Occupational cancer is cancer caused by occupational hazards. Several cancers have been directly tied to occupational hazards, including chimney sweeps' carcinoma, mesothelioma, and others.

Types of hazards 
Occupational exposure to chemicals, dusts, radiation, and certain industrial processes have been tied to occupational cancer. Exposure to cancer-causing chemicals (carcinogens) may cause mutations that allow cells to grow out of control, causing cancer. Carcinogens in the workplace may include chemicals like anilines, chromates, dinitrotoluenes, arsenic and inorganic arsenic compounds, beryllium and beryllium compounds, cadmium compounds, and nickel compounds. Dusts that can cause cancer leather or wood dusts, asbestos, crystalline forms of silica, coal tar pitch volatiles, coke oven emissions, diesel exhaust and environmental tobacco smoke. sunlight; radon gas; and industrial, medical, or other exposure to ionizing radiation can all cause cancer in the workplace. Industrial processes associated with cancer include aluminum production; iron and steel founding; and underground mining with exposure to uranium or radon. Shift work, which can disturb the circadian rhythm, has also been identified as a risk factor for some forms of cancer, in particular for breast cancer. 

Other risk factors for cancer include:
 Personal characteristics such as age, sex, and race
 Family history of cancer
 Being overweight or having obesity
 Diet and personal habits such as tobacco use and alcohol consumption
 The presence of certain medical conditions or past medical treatments, including chemotherapy, radiation treatment, or some immune-system suppressing drugs
 Certain infectious agents (viruses, bacteria, parasites) including Human Papillomaviruses, Epstein-Barr Virus, Hepatitis B Virus, Hepatitis C Virus,  and Helicobacter pylori
 Exposure to cancer-causing agents in the environment (for example, sunlight, radon gas, air pollution)

Types of cancers 
Common cancers and their exposures and occupations include:

Occupations at higher risk

Firefighters 

Firefighters have shown higher rates of certain types of cancer (respiratory, digestive, and urinary systems), and of all cancers combined, when compared to the general U.S. population.
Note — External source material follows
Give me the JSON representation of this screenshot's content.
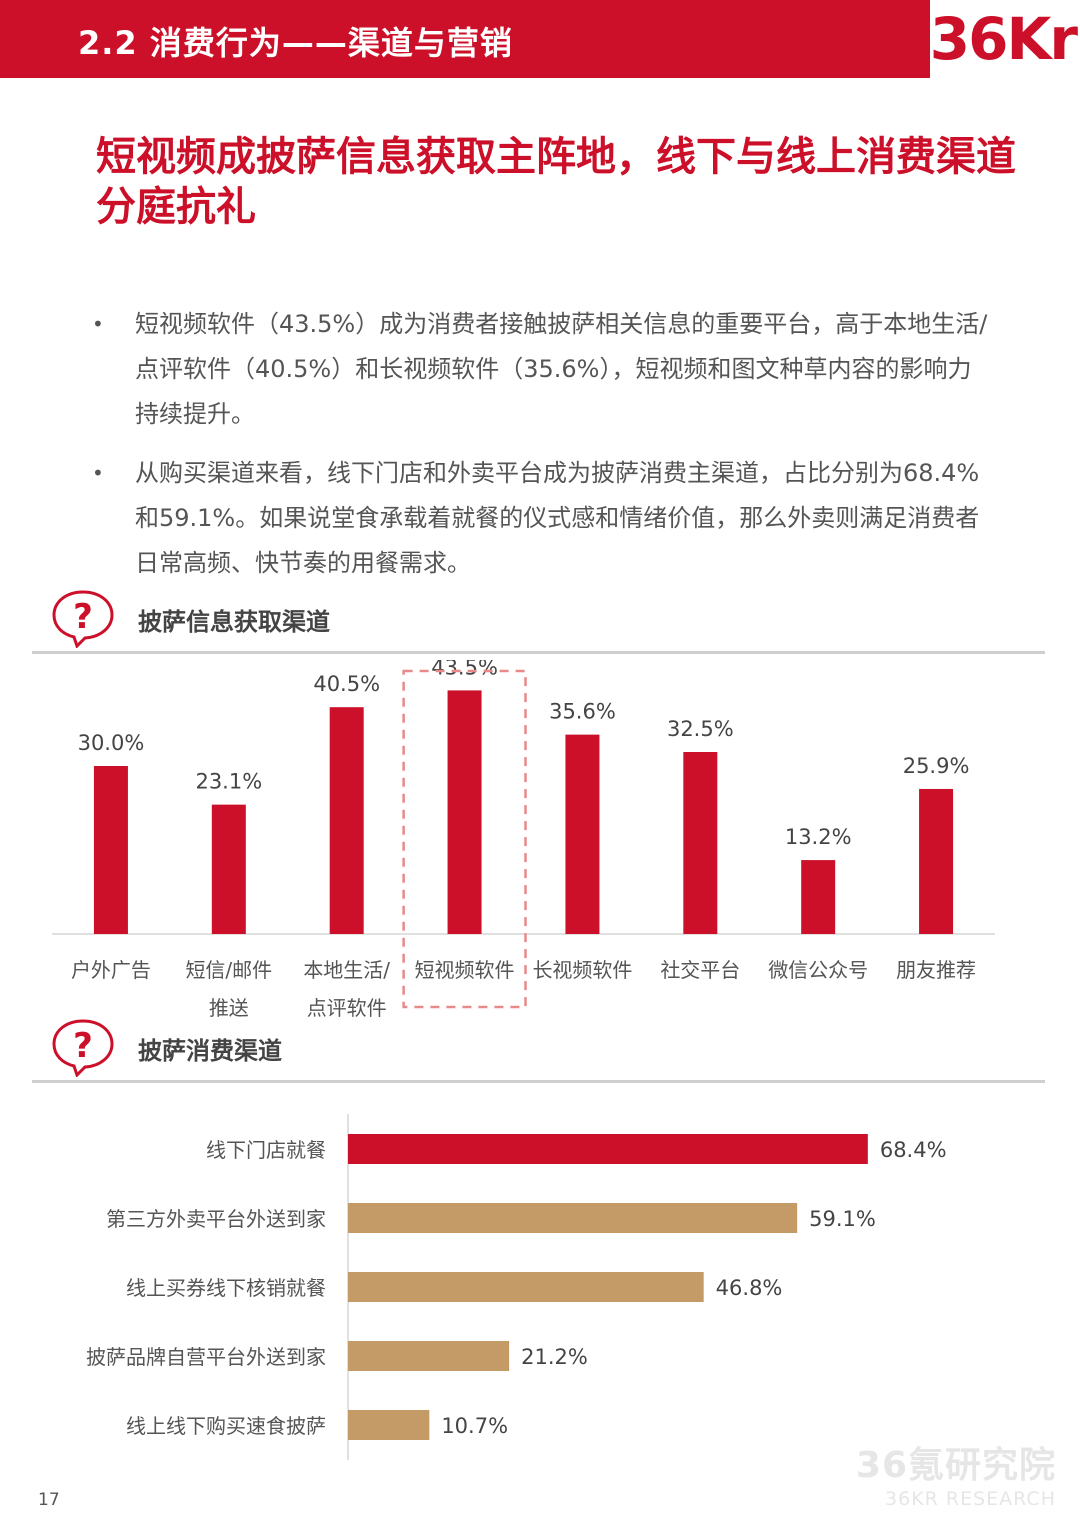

Due to the lack of central and comprehensive sources of data, research on cancer rates amongst firefighters has been challenging.  On July 7, 2018, Congress passed the Firefighter Cancer Registry Act of 2018 requiring the Centers for Disease Control and Prevention to create the National Firefighter Registry designed to collect data on cancer rates among U.S. firefighters.

Epidemiology
An estimated 48,000 cancers are diagnosed yearly in the US that come from occupational causes; this represents approximately 4-10% of total cancer in the United States. It is estimated that 19% of cancers globally are attributed to environmental exposures (including work-related exposures). It is estimated that there are approximately 120,000 work-related cancer cases annually in the EU due to exposure to carcinogens at work.

Prevention 
Many occupational cancers are preventable. Personal protective gear, workplace controls, and worker education can prevent exposure to carcinogens in the workplace. Tobacco smoking has also been shown to increase the risk of work-related cancers; decreasing or abstaining from smoking can decrease cancer risk.

Agencies like the US Food and Drug Administration, Environmental Protection Agency, the International Agency for Research on Cancer (IARC) and Occupational Safety and Health Administration have developed safety standards and limits for chemical and radiation exposure. International Labour Organization has also adopted Occupation Cancer Convention (C139) in 1979 for improvement of workplace safety conditions.